Objectives Global navigation satellite system (GNSS) is an essential tool for landslide monitoring. On the one hand, influenced by unmodeled errors such as multipath, some abnormal fluctuations will occur in the monitoring sequence of GNSS, which will have a negative impact on the accurate discrimination of hazard warning, and even cause serious consequences such as missed warning and false warning. On the other hand, the state of landslide hazard bodies is predictable throughout their life cycle, such as the commonly used three phase law: Initial acceleration stage, constant velocity stage and instability acceleration stage. However, this feature information is not fully utilized in the GNSS solution process.
Methods For the above problems, the state space model of GNSS hazard monitoring is analyzed, and a new real-time filtering algorithm is proposed considering the state characteristics of the hazard body. The algorithm models the historical state information of monitoring points through the adaptive adjustment of the size of the sliding window, and then reasonably adjusts the current state parameters, so as to obtain a more reliable real-time solution sequence. The monitoring data of Heifangtai loess landslide in Gansu Province are selected for experimental verification.

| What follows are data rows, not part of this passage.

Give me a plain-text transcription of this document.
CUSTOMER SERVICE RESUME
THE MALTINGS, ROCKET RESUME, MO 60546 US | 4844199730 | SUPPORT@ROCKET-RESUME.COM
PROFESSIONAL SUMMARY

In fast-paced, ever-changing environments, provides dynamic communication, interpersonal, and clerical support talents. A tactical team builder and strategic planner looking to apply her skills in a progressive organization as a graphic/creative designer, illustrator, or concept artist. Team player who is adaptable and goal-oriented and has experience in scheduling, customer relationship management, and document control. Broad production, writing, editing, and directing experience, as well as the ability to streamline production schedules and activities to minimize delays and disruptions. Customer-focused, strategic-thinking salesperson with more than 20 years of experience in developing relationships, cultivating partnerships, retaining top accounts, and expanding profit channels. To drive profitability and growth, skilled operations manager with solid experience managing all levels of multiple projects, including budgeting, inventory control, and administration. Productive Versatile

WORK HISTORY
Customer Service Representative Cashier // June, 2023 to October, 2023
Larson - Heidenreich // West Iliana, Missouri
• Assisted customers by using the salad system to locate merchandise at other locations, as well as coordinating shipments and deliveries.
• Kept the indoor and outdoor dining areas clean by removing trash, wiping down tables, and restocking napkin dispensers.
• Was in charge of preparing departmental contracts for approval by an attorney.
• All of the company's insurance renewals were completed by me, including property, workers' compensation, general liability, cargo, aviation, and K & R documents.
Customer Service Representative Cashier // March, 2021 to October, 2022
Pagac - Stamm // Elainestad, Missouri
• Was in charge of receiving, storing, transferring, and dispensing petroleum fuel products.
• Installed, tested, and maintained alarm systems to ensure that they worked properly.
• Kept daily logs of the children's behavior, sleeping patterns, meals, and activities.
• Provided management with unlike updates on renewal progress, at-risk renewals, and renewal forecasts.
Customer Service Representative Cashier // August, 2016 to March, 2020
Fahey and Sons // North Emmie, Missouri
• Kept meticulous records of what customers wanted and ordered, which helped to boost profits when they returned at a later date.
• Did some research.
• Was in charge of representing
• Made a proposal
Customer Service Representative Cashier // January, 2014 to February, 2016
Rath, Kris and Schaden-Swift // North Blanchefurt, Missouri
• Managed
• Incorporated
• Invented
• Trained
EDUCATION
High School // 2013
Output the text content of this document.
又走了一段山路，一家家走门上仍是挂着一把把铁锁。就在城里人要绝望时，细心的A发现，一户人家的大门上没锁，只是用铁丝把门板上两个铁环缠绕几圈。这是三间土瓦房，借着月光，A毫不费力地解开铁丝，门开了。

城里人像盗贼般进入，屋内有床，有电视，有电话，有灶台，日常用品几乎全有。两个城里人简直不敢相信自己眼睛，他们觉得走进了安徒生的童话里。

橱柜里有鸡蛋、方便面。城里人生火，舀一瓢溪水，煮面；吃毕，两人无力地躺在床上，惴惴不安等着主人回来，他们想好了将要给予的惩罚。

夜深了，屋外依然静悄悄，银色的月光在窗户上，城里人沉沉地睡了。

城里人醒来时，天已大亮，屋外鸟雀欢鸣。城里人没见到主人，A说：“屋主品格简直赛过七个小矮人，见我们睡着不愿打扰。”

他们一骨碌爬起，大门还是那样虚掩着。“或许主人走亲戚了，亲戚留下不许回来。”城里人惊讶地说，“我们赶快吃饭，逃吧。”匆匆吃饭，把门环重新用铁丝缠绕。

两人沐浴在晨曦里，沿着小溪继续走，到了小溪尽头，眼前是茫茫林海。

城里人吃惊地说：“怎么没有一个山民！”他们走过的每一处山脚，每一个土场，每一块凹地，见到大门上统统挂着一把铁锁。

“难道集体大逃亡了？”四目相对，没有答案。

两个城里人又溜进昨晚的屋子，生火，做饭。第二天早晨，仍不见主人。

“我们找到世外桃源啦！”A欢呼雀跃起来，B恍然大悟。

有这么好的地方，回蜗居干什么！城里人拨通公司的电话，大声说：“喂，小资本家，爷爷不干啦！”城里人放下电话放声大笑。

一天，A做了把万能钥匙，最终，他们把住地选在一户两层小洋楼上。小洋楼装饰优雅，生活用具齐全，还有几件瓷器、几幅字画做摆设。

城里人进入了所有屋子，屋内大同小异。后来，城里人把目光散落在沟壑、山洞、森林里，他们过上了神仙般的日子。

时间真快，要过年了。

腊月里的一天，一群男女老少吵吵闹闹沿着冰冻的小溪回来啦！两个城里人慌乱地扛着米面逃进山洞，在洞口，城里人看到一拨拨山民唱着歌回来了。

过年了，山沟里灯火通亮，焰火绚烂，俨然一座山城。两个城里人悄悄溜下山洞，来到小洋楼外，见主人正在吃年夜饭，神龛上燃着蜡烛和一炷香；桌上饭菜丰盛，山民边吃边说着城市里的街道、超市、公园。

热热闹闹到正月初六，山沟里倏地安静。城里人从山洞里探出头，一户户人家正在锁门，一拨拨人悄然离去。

Results The experimental results show that compared with the conventional results, the monitoring accuracy of the new real-time filtering algorithm for floating point solution and fixed solution can be improved by 97.6%, 87.5% and 89.6% in the east, north and up directions, respectively. The monitoring accuracy of fixed solution can be improved by 50.0%, 14.3% and 18.8%. The fixed ambiguity rate can be increased from 97.1% to 99.9%.
Conclusions The new real-time filtering algorithm not only improves the accuracy of monitoring results, but also improves the fixed rate of the ambiguity, which effectively reduces the influence of abnormal sequence fluctuation on hazard monitoring and warning.